Microstructure and texture evolution during high-temperature compression of Al-Mg-Si-Zr-Mn alloy

The hot deformation behavior of an Al-Mg-Si-Zr-Mn alloy was investigated by performing uniaxial compression tests over a temperature range of 400-550 degrees C and strain-rate range of 0.001-1 s-1. A decline ratio map was generated and divided into three different domains to understand the correlation between the flow stress behavior and various microstructural softening mechanisms. In domain I (deformed at 400-500 degrees C and 1 s-1), work hardening was more predominant than dynamic recovery (DRV). In domain II (deformed at 400-550 degrees C and 0.1-0.01 s-1), the microstructure was more homogenous than that in domain I. DRV was the main softening mechanism, with a dynamic equilibrium between DRV and work hardening. Owing to the higher deformation temperature and lower strain rate in domain III (450-550 degrees C and a strain rate of 0.001 s-1), the deformed structure almost completely disappeared, and a large number of dynamic recrystallized grains were formed.
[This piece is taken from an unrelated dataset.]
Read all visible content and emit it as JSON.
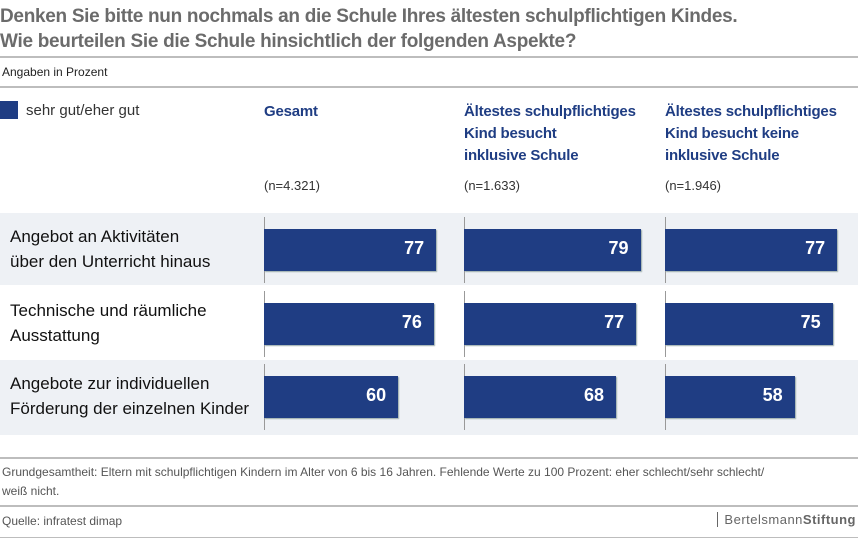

The microstructure was dominated by a combination of DRV and dynamic recrystallization softening mechanisms. Under these conditions, the flow stress decreased significantly with increasing strain owing to the presence of 44% dynamic recrystallized grains and slight coarsening of dispersoids. Textural analysis revealed the presence of strong Goss {011} (100), moderately Rotated Cube {001} (110), and Copper {112} (111) components in domains I and II. In contrast, Goss and S textures were moderately developed when deformation was performed in domain III.